ChenghaoMou/text-dedup

Little refactor to allow imports from python instead of cli/subprocess

wuodar opened this issue · 3 comments

Currently, there is no real way to import deduplication algorithm and use it as a dependency in my python code without almost totally rewriting the content of main (the code under if __name__ == "__main__") - I think it would be beneficial to simply extract logic to sth. like main() function, and then in real "main" just construct parser, and pass parsed parameters to main.

It is definitely possible. But I will need some time testing them, as some scripts depend on global variables and specific multiprocessing setup.

Now it is possible to call each script's main function like this:

import click

from text_dedup.bloom_filter import main as bf_main
from text_dedup.utils import BloomFilterArgs
from text_dedup.utils import IOArgs
from text_dedup.utils import MetaArgs


ctx = click.Context(bf_main)
ctx.invoke(bf_main,
    io_args=IOArgs(
        path="allenai/c4",
        name="xh",
        split="train",
        cache_dir=".cache",
        output=".temp-output",
    ),
    meta_args=MetaArgs(
        column="text",
        batch_size=10000
    ),
    bloom_filter_args=BloomFilterArgs()
)

* the click context is necessary to bridge CLI and inline functions.

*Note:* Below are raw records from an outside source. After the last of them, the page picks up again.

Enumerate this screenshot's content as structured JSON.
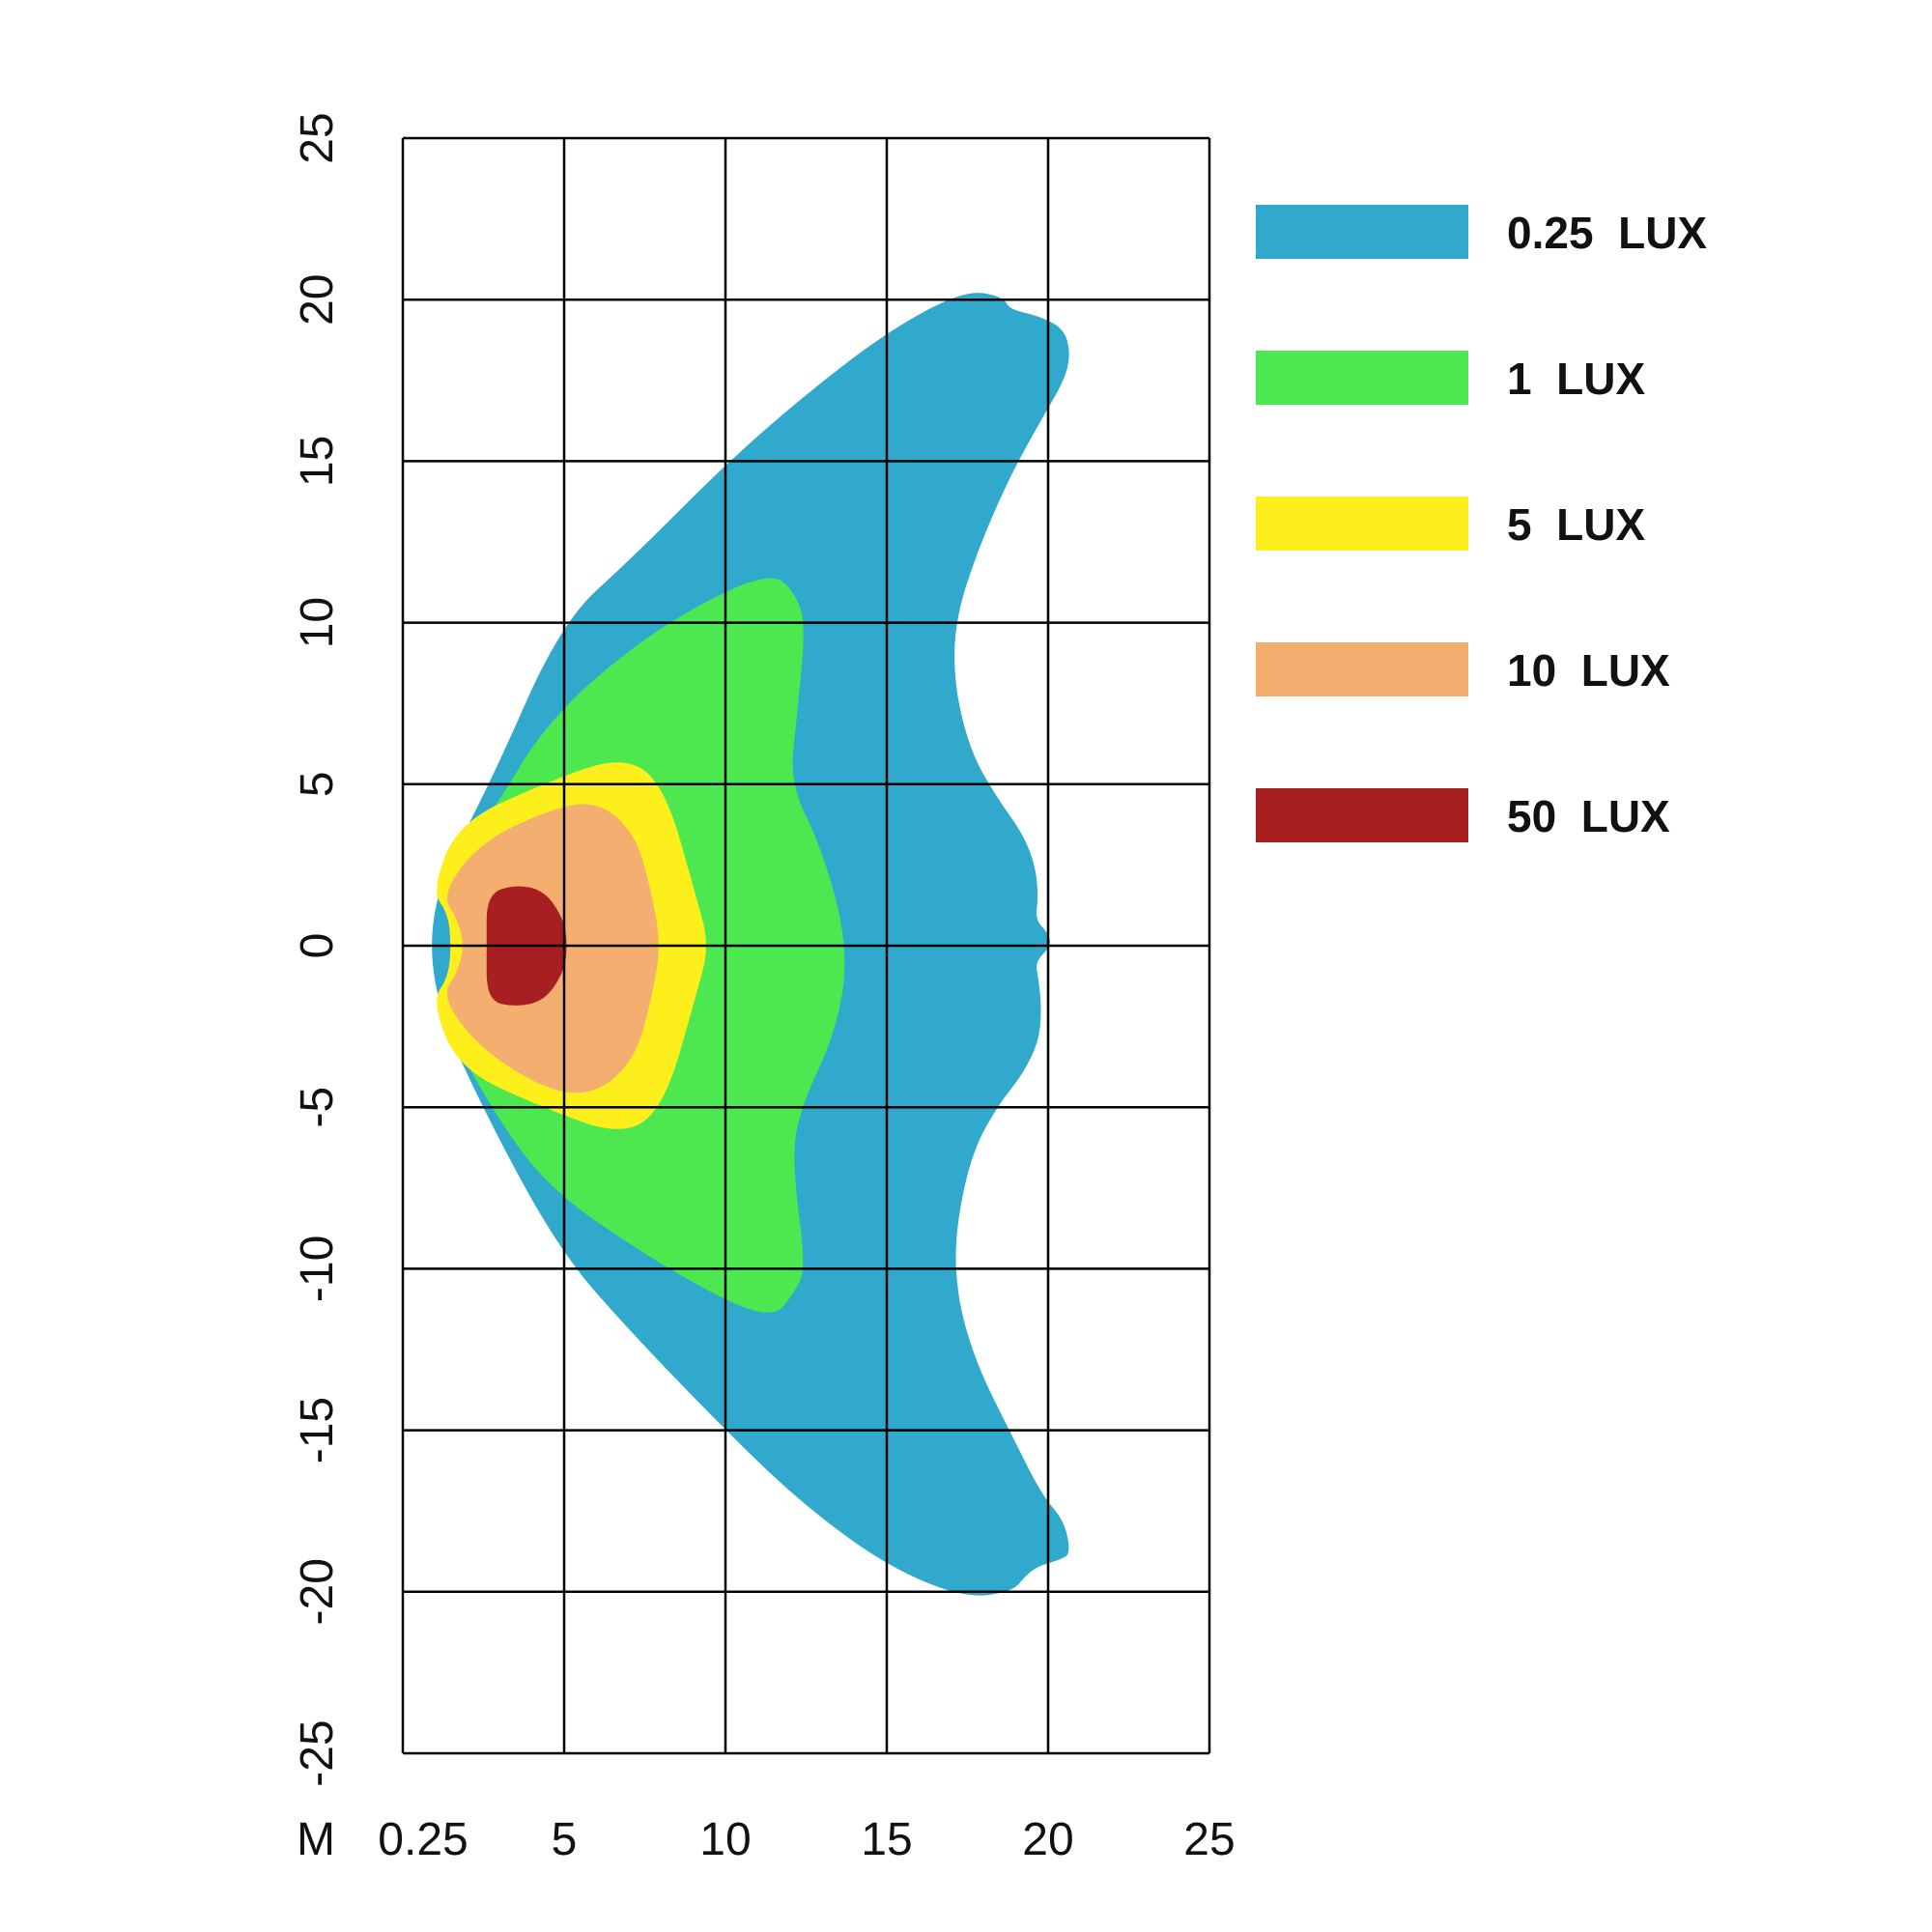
{
  "chart_data": {
    "type": "area",
    "title": "",
    "xlabel": "",
    "ylabel": "",
    "x_unit_label": "M",
    "x_tick_labels": [
      "0.25",
      "5",
      "10",
      "15",
      "20",
      "25"
    ],
    "y_tick_labels": [
      "25",
      "20",
      "15",
      "10",
      "5",
      "0",
      "-5",
      "-10",
      "-15",
      "-20",
      "-25"
    ],
    "xlim": [
      0,
      25
    ],
    "ylim": [
      -25,
      25
    ],
    "grid": true,
    "legend_position": "right",
    "series": [
      {
        "name": "0.25 LUX",
        "label": "0.25  LUX",
        "color": "#31A9CD",
        "points": [
          [
            0.9,
            1.6
          ],
          [
            2.7,
            5
          ],
          [
            4.9,
            10
          ],
          [
            7.1,
            12
          ],
          [
            10,
            14.9
          ],
          [
            12.4,
            17
          ],
          [
            15,
            19
          ],
          [
            17.4,
            20.3
          ],
          [
            18.6,
            20.1
          ],
          [
            18.8,
            19.7
          ],
          [
            19.7,
            19.5
          ],
          [
            20.5,
            19.1
          ],
          [
            20.7,
            18.3
          ],
          [
            20.5,
            17.5
          ],
          [
            19.8,
            16.3
          ],
          [
            18.8,
            14.5
          ],
          [
            17.8,
            12.2
          ],
          [
            17.1,
            10
          ],
          [
            17.1,
            8
          ],
          [
            17.6,
            6
          ],
          [
            18.4,
            4.6
          ],
          [
            19.2,
            3.5
          ],
          [
            19.6,
            2.5
          ],
          [
            19.7,
            1.5
          ],
          [
            19.6,
            0.8
          ],
          [
            20,
            0.4
          ],
          [
            20.1,
            0
          ],
          [
            19.6,
            -0.5
          ],
          [
            19.7,
            -1
          ],
          [
            19.8,
            -2
          ],
          [
            19.7,
            -3
          ],
          [
            19.2,
            -4
          ],
          [
            18.4,
            -5
          ],
          [
            17.6,
            -6.5
          ],
          [
            17.1,
            -9
          ],
          [
            17.2,
            -11
          ],
          [
            17.8,
            -13
          ],
          [
            18.8,
            -15
          ],
          [
            19.8,
            -17
          ],
          [
            20.5,
            -17.8
          ],
          [
            20.7,
            -18.8
          ],
          [
            20.4,
            -19
          ],
          [
            19.7,
            -19.2
          ],
          [
            19.3,
            -19.5
          ],
          [
            18.9,
            -20
          ],
          [
            17.4,
            -20.2
          ],
          [
            15,
            -19.2
          ],
          [
            12.4,
            -17.3
          ],
          [
            10,
            -15
          ],
          [
            7.1,
            -12
          ],
          [
            4.9,
            -9.5
          ],
          [
            2.7,
            -5.5
          ],
          [
            0.9,
            -1.6
          ]
        ]
      },
      {
        "name": "1 LUX",
        "label": "1  LUX",
        "color": "#4DE84F",
        "points": [
          [
            0.9,
            1.6
          ],
          [
            2.7,
            4
          ],
          [
            4.5,
            7
          ],
          [
            7.4,
            9.5
          ],
          [
            10,
            11
          ],
          [
            11.5,
            11.5
          ],
          [
            12.1,
            11
          ],
          [
            12.5,
            10
          ],
          [
            12.2,
            7
          ],
          [
            12,
            5
          ],
          [
            13,
            3
          ],
          [
            13.8,
            0
          ],
          [
            13.5,
            -2.5
          ],
          [
            12.2,
            -5.3
          ],
          [
            12.1,
            -7
          ],
          [
            12.5,
            -10
          ],
          [
            12.1,
            -10.8
          ],
          [
            11.5,
            -11.5
          ],
          [
            10,
            -11
          ],
          [
            7.4,
            -9.5
          ],
          [
            4.5,
            -7.5
          ],
          [
            2.7,
            -5
          ],
          [
            0.9,
            -1.6
          ],
          [
            1.7,
            -1
          ],
          [
            1.8,
            0
          ],
          [
            1.7,
            1
          ]
        ]
      },
      {
        "name": "5 LUX",
        "label": "5  LUX",
        "color": "#FDEF1B",
        "points": [
          [
            0.9,
            1.7
          ],
          [
            1.7,
            3.8
          ],
          [
            4.3,
            5
          ],
          [
            6.8,
            5.9
          ],
          [
            8.1,
            5
          ],
          [
            9.1,
            1.5
          ],
          [
            9.5,
            0
          ],
          [
            9.1,
            -1.5
          ],
          [
            8.1,
            -5
          ],
          [
            6.8,
            -5.9
          ],
          [
            4.3,
            -5
          ],
          [
            1.7,
            -3.8
          ],
          [
            0.9,
            -1.7
          ],
          [
            1.4,
            -1
          ],
          [
            1.5,
            0
          ],
          [
            1.4,
            1
          ]
        ]
      },
      {
        "name": "10 LUX",
        "label": "10  LUX",
        "color": "#F4AE6F",
        "points": [
          [
            1.2,
            1.6
          ],
          [
            2.4,
            3.2
          ],
          [
            4.5,
            4.2
          ],
          [
            6,
            4.5
          ],
          [
            7.2,
            3.5
          ],
          [
            7.7,
            1.7
          ],
          [
            8,
            0
          ],
          [
            7.7,
            -1.7
          ],
          [
            7.2,
            -3.5
          ],
          [
            6,
            -4.6
          ],
          [
            4.5,
            -4.5
          ],
          [
            2.4,
            -3.2
          ],
          [
            1.2,
            -1.6
          ],
          [
            1.7,
            -0.8
          ],
          [
            1.9,
            0
          ],
          [
            1.7,
            0.8
          ]
        ]
      },
      {
        "name": "50 LUX",
        "label": "50  LUX",
        "color": "#A81F22",
        "points": [
          [
            2.6,
            1.6
          ],
          [
            3.5,
            1.9
          ],
          [
            4.4,
            1.7
          ],
          [
            5,
            0.8
          ],
          [
            5.1,
            0
          ],
          [
            5,
            -0.8
          ],
          [
            4.4,
            -1.7
          ],
          [
            3.5,
            -1.9
          ],
          [
            2.6,
            -1.7
          ],
          [
            2.6,
            0
          ]
        ]
      }
    ]
  }
}
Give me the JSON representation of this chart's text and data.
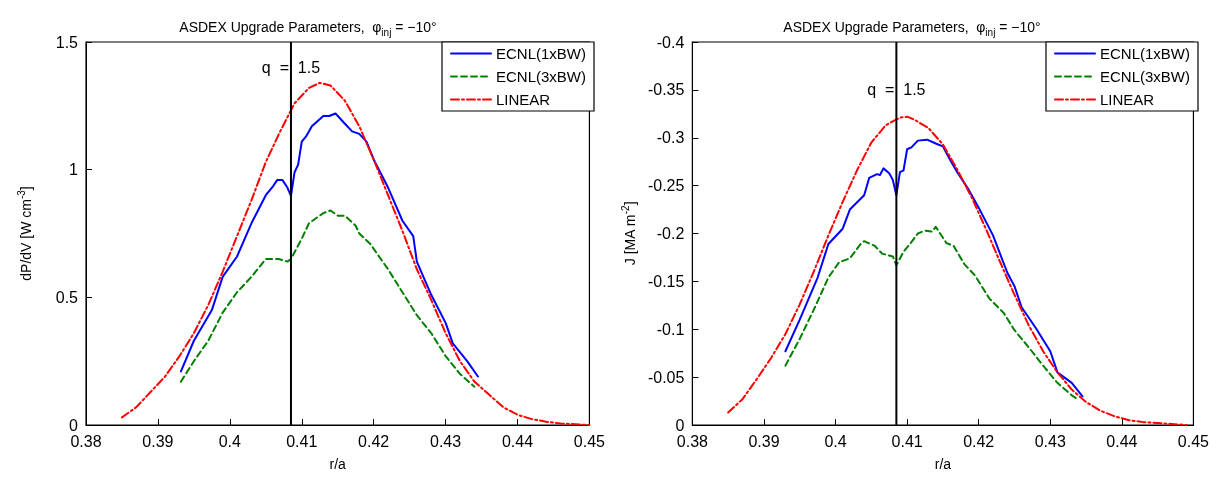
{
  "chart_data": [
    {
      "type": "line",
      "title": "ASDEX Upgrade Parameters,  φ$_{inj}$ = −10°",
      "xlabel": "r/a",
      "ylabel": "dP/dV [W cm$^{-3}$]",
      "xlim": [
        0.38,
        0.45
      ],
      "xticks": [
        0.38,
        0.39,
        0.4,
        0.41,
        0.42,
        0.43,
        0.44,
        0.45
      ],
      "ylim": [
        0,
        1.5
      ],
      "yticks": [
        0,
        0.5,
        1,
        1.5
      ],
      "grid": false,
      "legend": "top right",
      "ref_lines": [
        {
          "axis": "x",
          "value": 0.4085,
          "color": "#000000"
        }
      ],
      "annotations": [
        {
          "text": "q  =  1.5",
          "x": 0.4085,
          "y": 1.4
        }
      ],
      "series": [
        {
          "name": "ECNL(1xBW)",
          "color": "#0000ff",
          "line_style": "solid",
          "x": [
            0.3932,
            0.395,
            0.3975,
            0.399,
            0.401,
            0.403,
            0.405,
            0.406,
            0.4066,
            0.4073,
            0.408,
            0.4085,
            0.409,
            0.4095,
            0.41,
            0.4106,
            0.4114,
            0.413,
            0.4138,
            0.4147,
            0.416,
            0.417,
            0.418,
            0.419,
            0.42,
            0.422,
            0.424,
            0.4255,
            0.426,
            0.428,
            0.43,
            0.431,
            0.433,
            0.4345
          ],
          "values": [
            0.21,
            0.33,
            0.45,
            0.58,
            0.66,
            0.79,
            0.9,
            0.935,
            0.96,
            0.96,
            0.93,
            0.897,
            0.99,
            1.02,
            1.11,
            1.13,
            1.17,
            1.21,
            1.21,
            1.22,
            1.18,
            1.15,
            1.14,
            1.11,
            1.04,
            0.93,
            0.8,
            0.74,
            0.64,
            0.51,
            0.4,
            0.32,
            0.25,
            0.19
          ]
        },
        {
          "name": "ECNL(3xBW)",
          "color": "#008000",
          "line_style": "dashed",
          "x": [
            0.3932,
            0.395,
            0.397,
            0.399,
            0.401,
            0.403,
            0.405,
            0.4068,
            0.408,
            0.4085,
            0.41,
            0.411,
            0.413,
            0.414,
            0.415,
            0.416,
            0.4175,
            0.418,
            0.4195,
            0.422,
            0.424,
            0.426,
            0.428,
            0.43,
            0.432,
            0.434
          ],
          "values": [
            0.17,
            0.25,
            0.33,
            0.44,
            0.52,
            0.58,
            0.65,
            0.65,
            0.64,
            0.65,
            0.73,
            0.79,
            0.83,
            0.84,
            0.82,
            0.82,
            0.78,
            0.75,
            0.71,
            0.61,
            0.52,
            0.43,
            0.36,
            0.27,
            0.2,
            0.15
          ]
        },
        {
          "name": "LINEAR",
          "color": "#ff0000",
          "line_style": "dashdot",
          "x": [
            0.385,
            0.387,
            0.389,
            0.391,
            0.393,
            0.395,
            0.397,
            0.399,
            0.401,
            0.403,
            0.405,
            0.407,
            0.409,
            0.411,
            0.4125,
            0.414,
            0.416,
            0.418,
            0.42,
            0.422,
            0.424,
            0.426,
            0.428,
            0.43,
            0.432,
            0.434,
            0.436,
            0.438,
            0.44,
            0.442,
            0.444,
            0.446,
            0.448,
            0.45
          ],
          "values": [
            0.03,
            0.07,
            0.13,
            0.19,
            0.27,
            0.36,
            0.47,
            0.6,
            0.74,
            0.88,
            1.03,
            1.15,
            1.26,
            1.32,
            1.34,
            1.33,
            1.27,
            1.17,
            1.04,
            0.9,
            0.76,
            0.61,
            0.49,
            0.36,
            0.25,
            0.17,
            0.12,
            0.07,
            0.04,
            0.023,
            0.013,
            0.006,
            0.003,
            0
          ]
        }
      ]
    },
    {
      "type": "line",
      "title": "ASDEX Upgrade Parameters,  φ$_{inj}$ = −10°",
      "xlabel": "r/a",
      "ylabel": "J [MA m$^{-2}$]",
      "xlim": [
        0.38,
        0.45
      ],
      "xticks": [
        0.38,
        0.39,
        0.4,
        0.41,
        0.42,
        0.43,
        0.44,
        0.45
      ],
      "ylim": [
        0,
        -0.4
      ],
      "yticks": [
        0,
        -0.05,
        -0.1,
        -0.15,
        -0.2,
        -0.25,
        -0.3,
        -0.35,
        -0.4
      ],
      "grid": false,
      "legend": "top right",
      "ref_lines": [
        {
          "axis": "x",
          "value": 0.4085,
          "color": "#000000"
        }
      ],
      "annotations": [
        {
          "text": "q  =  1.5",
          "x": 0.4085,
          "y": -0.35
        }
      ],
      "series": [
        {
          "name": "ECNL(1xBW)",
          "color": "#0000ff",
          "line_style": "solid",
          "x": [
            0.393,
            0.395,
            0.3975,
            0.399,
            0.401,
            0.402,
            0.404,
            0.4047,
            0.4058,
            0.4062,
            0.4067,
            0.4075,
            0.408,
            0.4085,
            0.409,
            0.4095,
            0.41,
            0.4106,
            0.4115,
            0.4128,
            0.414,
            0.415,
            0.416,
            0.417,
            0.4185,
            0.42,
            0.422,
            0.424,
            0.425,
            0.426,
            0.428,
            0.43,
            0.431,
            0.433,
            0.4345
          ],
          "values": [
            -0.077,
            -0.11,
            -0.154,
            -0.189,
            -0.205,
            -0.225,
            -0.24,
            -0.258,
            -0.262,
            -0.261,
            -0.268,
            -0.263,
            -0.256,
            -0.24,
            -0.264,
            -0.266,
            -0.288,
            -0.29,
            -0.297,
            -0.298,
            -0.294,
            -0.291,
            -0.277,
            -0.264,
            -0.247,
            -0.227,
            -0.198,
            -0.159,
            -0.145,
            -0.123,
            -0.101,
            -0.077,
            -0.055,
            -0.044,
            -0.03
          ]
        },
        {
          "name": "ECNL(3xBW)",
          "color": "#008000",
          "line_style": "dashed",
          "x": [
            0.393,
            0.395,
            0.397,
            0.399,
            0.4005,
            0.402,
            0.4035,
            0.404,
            0.4055,
            0.4065,
            0.408,
            0.4085,
            0.4095,
            0.4105,
            0.4115,
            0.4125,
            0.4135,
            0.414,
            0.4155,
            0.4165,
            0.418,
            0.4195,
            0.4215,
            0.4235,
            0.425,
            0.427,
            0.429,
            0.431,
            0.433,
            0.434
          ],
          "values": [
            -0.062,
            -0.09,
            -0.121,
            -0.154,
            -0.17,
            -0.174,
            -0.189,
            -0.192,
            -0.187,
            -0.179,
            -0.176,
            -0.167,
            -0.181,
            -0.19,
            -0.2,
            -0.203,
            -0.202,
            -0.207,
            -0.19,
            -0.187,
            -0.168,
            -0.156,
            -0.132,
            -0.117,
            -0.099,
            -0.081,
            -0.062,
            -0.044,
            -0.031,
            -0.026
          ]
        },
        {
          "name": "LINEAR",
          "color": "#ff0000",
          "line_style": "dashdot",
          "x": [
            0.385,
            0.387,
            0.389,
            0.391,
            0.393,
            0.395,
            0.397,
            0.399,
            0.401,
            0.403,
            0.405,
            0.407,
            0.409,
            0.41,
            0.411,
            0.413,
            0.415,
            0.417,
            0.419,
            0.421,
            0.423,
            0.425,
            0.427,
            0.429,
            0.431,
            0.433,
            0.435,
            0.437,
            0.439,
            0.441,
            0.443,
            0.445,
            0.447,
            0.449
          ],
          "values": [
            -0.013,
            -0.027,
            -0.048,
            -0.07,
            -0.095,
            -0.126,
            -0.161,
            -0.198,
            -0.233,
            -0.266,
            -0.295,
            -0.313,
            -0.321,
            -0.322,
            -0.319,
            -0.31,
            -0.293,
            -0.267,
            -0.238,
            -0.205,
            -0.17,
            -0.136,
            -0.104,
            -0.077,
            -0.055,
            -0.037,
            -0.024,
            -0.015,
            -0.009,
            -0.005,
            -0.003,
            -0.002,
            -0.001,
            0
          ]
        }
      ]
    }
  ]
}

Of course, you can always call each script with subprocess:

import subprocess

subprocess.run(
    [
        "python",
        "-m",
        "text_dedup.minhash",
        "--path",
        "allenai/c4",
        "--name",
        "xh",
        "--split",
        "train",
        "--cache_dir",
        ".cache",
        "--output",
        ".temp-output",
        "--column",
        "text",
        "--batch_size",
        "10000",
    ],
    capture_output=True,
    text=True,
)

Stale issue message